I put my hand out to her. “I’m Ray,” I said, “and this is Michael.” Her touch was brief but firm, very professional. She had too much nose and not enough cheekbone to be a cover girl, but she was good with make-up. She’d made her lips look bigger without going overboard, and her eye make-up was in shades of brown that brought out the color in her eyes. Fierce eyebrows, and dyed black hair cut to frame her face like a centurion’s helmet. She was maybe half my father’s age.
“Ray,” she said, and oh-my-god her tongue is pierced, “yes, I’ve heard about you. You’re the Painted Man.” And right there she let her eyes soften, not a lot, but there was something there, an opening maybe, or some kind of recognition.

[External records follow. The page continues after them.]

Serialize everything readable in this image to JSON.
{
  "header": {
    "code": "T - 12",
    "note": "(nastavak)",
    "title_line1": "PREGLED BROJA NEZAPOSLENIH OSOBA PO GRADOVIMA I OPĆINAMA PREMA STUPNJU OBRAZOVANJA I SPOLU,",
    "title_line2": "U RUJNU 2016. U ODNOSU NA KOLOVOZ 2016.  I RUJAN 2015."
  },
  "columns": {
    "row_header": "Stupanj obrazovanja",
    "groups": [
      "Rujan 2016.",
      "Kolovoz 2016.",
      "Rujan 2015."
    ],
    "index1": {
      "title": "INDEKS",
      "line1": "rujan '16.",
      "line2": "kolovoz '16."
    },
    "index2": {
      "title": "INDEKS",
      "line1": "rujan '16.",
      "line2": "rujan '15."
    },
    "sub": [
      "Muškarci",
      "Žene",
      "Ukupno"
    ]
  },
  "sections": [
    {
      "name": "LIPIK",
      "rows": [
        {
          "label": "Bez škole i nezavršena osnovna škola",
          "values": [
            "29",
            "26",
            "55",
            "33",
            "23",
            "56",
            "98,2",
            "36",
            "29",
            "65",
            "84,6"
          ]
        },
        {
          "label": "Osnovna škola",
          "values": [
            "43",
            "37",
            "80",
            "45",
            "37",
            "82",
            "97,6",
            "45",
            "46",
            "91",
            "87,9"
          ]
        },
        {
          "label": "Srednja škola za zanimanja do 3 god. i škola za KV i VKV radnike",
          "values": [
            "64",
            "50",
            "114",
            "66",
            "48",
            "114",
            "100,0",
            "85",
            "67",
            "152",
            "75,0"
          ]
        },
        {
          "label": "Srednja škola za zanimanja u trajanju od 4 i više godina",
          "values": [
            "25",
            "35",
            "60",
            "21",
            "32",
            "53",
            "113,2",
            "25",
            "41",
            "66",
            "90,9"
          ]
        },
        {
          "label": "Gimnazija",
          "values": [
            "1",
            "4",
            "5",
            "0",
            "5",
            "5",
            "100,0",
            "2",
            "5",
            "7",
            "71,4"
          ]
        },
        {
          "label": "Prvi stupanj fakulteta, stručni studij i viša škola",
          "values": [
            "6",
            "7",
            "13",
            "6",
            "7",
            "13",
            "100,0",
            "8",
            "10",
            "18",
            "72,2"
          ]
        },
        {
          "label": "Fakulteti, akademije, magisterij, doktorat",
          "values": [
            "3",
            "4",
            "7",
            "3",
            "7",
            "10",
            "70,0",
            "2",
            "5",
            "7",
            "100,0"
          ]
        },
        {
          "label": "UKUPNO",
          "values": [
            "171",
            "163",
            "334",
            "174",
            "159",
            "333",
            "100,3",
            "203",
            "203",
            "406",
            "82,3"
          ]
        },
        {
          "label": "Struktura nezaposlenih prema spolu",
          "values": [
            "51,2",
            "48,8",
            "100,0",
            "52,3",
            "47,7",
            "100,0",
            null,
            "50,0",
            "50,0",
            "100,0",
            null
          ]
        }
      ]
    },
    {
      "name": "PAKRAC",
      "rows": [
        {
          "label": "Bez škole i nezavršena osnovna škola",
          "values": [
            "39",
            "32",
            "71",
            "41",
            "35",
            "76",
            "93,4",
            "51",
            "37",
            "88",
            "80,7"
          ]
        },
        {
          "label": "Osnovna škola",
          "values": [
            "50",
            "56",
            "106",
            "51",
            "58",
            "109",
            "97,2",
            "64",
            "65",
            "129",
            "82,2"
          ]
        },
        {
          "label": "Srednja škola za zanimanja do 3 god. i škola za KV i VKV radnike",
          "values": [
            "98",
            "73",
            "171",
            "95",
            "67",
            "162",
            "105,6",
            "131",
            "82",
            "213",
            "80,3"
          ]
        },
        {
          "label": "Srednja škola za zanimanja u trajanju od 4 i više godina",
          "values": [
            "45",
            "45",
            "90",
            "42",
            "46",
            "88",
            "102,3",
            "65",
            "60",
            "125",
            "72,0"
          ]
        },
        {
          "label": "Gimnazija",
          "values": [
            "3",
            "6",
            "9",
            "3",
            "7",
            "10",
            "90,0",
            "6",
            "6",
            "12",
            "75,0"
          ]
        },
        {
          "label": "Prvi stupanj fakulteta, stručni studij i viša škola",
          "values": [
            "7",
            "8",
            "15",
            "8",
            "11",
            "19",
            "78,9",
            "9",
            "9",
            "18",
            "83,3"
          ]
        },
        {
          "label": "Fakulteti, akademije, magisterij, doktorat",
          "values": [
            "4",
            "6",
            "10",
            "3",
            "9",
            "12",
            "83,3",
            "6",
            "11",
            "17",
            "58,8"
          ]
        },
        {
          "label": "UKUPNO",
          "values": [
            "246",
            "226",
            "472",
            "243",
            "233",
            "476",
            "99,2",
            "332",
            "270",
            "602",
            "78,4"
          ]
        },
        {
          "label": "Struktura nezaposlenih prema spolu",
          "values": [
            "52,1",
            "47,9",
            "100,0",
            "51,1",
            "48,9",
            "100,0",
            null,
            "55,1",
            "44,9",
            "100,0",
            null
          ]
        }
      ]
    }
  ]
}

She had seen me perform. Perhaps she had even dropped a ducat into my open cigar box.
“Is your father inside?” she said.
And the two of us, Michael the Marine captain who’s stared down the barrels of guns in Iraq, and me the actor who’s stared into the black hole of dozens of live audiences, we’re both so dumbfounded by this particular woman showing up for this particular dinner party that all we can do is point at the barn. Danielle let us know how much she enjoyed the effect she had on us with a post-modern version of the Mona Lisa smile, one corner of her mouth turned up an extra twitch for ironic distance, and just the slightest raise of an eyebrow.
“He’s in the barn?” she said, and the both of us nodded, dumb as puppies.
She said “But the party’s in the house, yes?”
“Right,” I said, “he’s feeding his cows. He’ll be right in.”
“I have a piece of luggage,” she said, “maybe one of you could help me?”
“Yes ma’am,” Michael said. She opened the door of her car and Michael pulled out the overnight bag that was hanging on a hook in the back seat. Her heels clicked down the walkway to the front door, and Michael, her obedient servant, followed her.
I sat down, elbow to knee and chin to fist, on the front steps to ponder. So this was Mike’s date. Mumsy and I didn’t even know that he was seeing someone, not that Mike was one to keep us informed of who was on his dance card. There was still a trace of her perfume in the air. I couldn’t name the scent, but I could tell it cost more than I made in a week working the burrito cart downtown.
It was the pierced tongue that really had me flummoxed. Mike had quite a wonderful little meltdown the time he saw me with my lip ring, and even though I’ve long since let the hole close up for reasons of my own, I know how much it tweaked him.
What a puzzle he was. And Danielle. She belonged with Mike the way cats belong on jet skis.